In its March 25 Viewpoint, Plastics News congratulated Pepsi-Cola Co. for finally joining Coca-Cola Co.'s breakthrough announce-ment to use 10 percent recycled content in their PET bottles ("PET recycling effort depends on supply," Page 6).
This is a significant event for recyclers. Adding perhaps 70 million pounds of new demand each year to the approximately 100 million pounds previously committed by Coke will be a major boost for the economics of PET recycling in an industry that only processed domestically 527 million pounds in 2000, of which just 54 million pounds went into beverage bottles.

Improving the economics for local programs (bottle markets pay about 7 cents more per pound than fiber markets) will, over time, increase the supply of material. Increasing supply is critical for plastic reclaimers that presently have substantial excess capacity.

So certainly, congratulations are in order. But let's not forget how this all came about and what remains to be done.

In 1990, then-Coke Senior Vice President (later Chief Executive Officer) Douglas Ivester committed the company to voluntarily use 25 percent recycled content in an effort to head off legislative mandates.

However, as the political winds shifted with the election of a Republican majority in Congress in 1994, Coke quietly withdrew its promise because, the company claimed, recycled-content bottles produced with depolymerization technology (which was the only one available at the time) were too expensive. That explanation did not seem convincing, since the high costs of depolymerizing resins back to their monomers was known from the start.

This is the situation that languished until March 1997 when the GrassRoots Recycling Network initiated its Coke campaign in a letter to Coke's then-CEO Roberto C. Goizuetta. There followed several years of direct and highly visible actions by GRRN - including ads in the New York Times - that spurred shareholder actions and the formation of Businesses and Environmentalists Allied for Recycling. Then, in April 2001, Coke came through with its commitment to use 10 percent recycled content across its product line by 2005, now joined by Pepsi.
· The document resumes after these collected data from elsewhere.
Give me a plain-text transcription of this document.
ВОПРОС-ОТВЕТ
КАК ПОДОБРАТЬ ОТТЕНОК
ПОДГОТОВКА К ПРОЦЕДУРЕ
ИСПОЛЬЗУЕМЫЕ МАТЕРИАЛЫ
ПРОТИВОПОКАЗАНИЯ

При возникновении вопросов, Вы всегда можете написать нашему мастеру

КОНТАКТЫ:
We do not mean to imply citizen advocacy can, by itself, accomplish everything. Had there not been a changing of the guard in Coke's executive suites, it is far less likely Coke would have looked for ways to constructively respond to legitimate public concerns.

And, had innovative bottle manufacturers not developed new, less-expensive technologies to use recycled content, the crushing economics of depolymerization would have made it impossible for bottom-line companies like Coke and Pepsi to move off the dime.

But GRRN was one of the major actors in this saga. Without us, the move to recycled content, and all the benefits it holds for recycling, would never had happened. Coke environmental manager Ben Jordan conceded as much at last year's Plastics Encounter conference in Atlanta, when he said that one of the reasons for the company's new public-spirited approach was public pressure.

Like Plastics News, GRRN has not lost sight of the soft drink makers' 1990 goal of using 25 percent recycled plastic. Clearly 25 percent recycled-content plastic bottles can be achieved by 2005.

GRRN believes that increased recycled-content levels need to be accompanied by dramatically increased supply of recycled PET, and that deposit or redemption laws are the best way to accomplish that. Whether that will happen, however, will depend upon there being a healthy dollop of citizen activism.

GRRN will be there, and we hope that others in industry who are dependent upon successful recycling will appreciate us for the critical role concerned and activated citizens constructively play in the process. Credit ought to be given where it is due, even if that means recognizing those with whom one disagrees.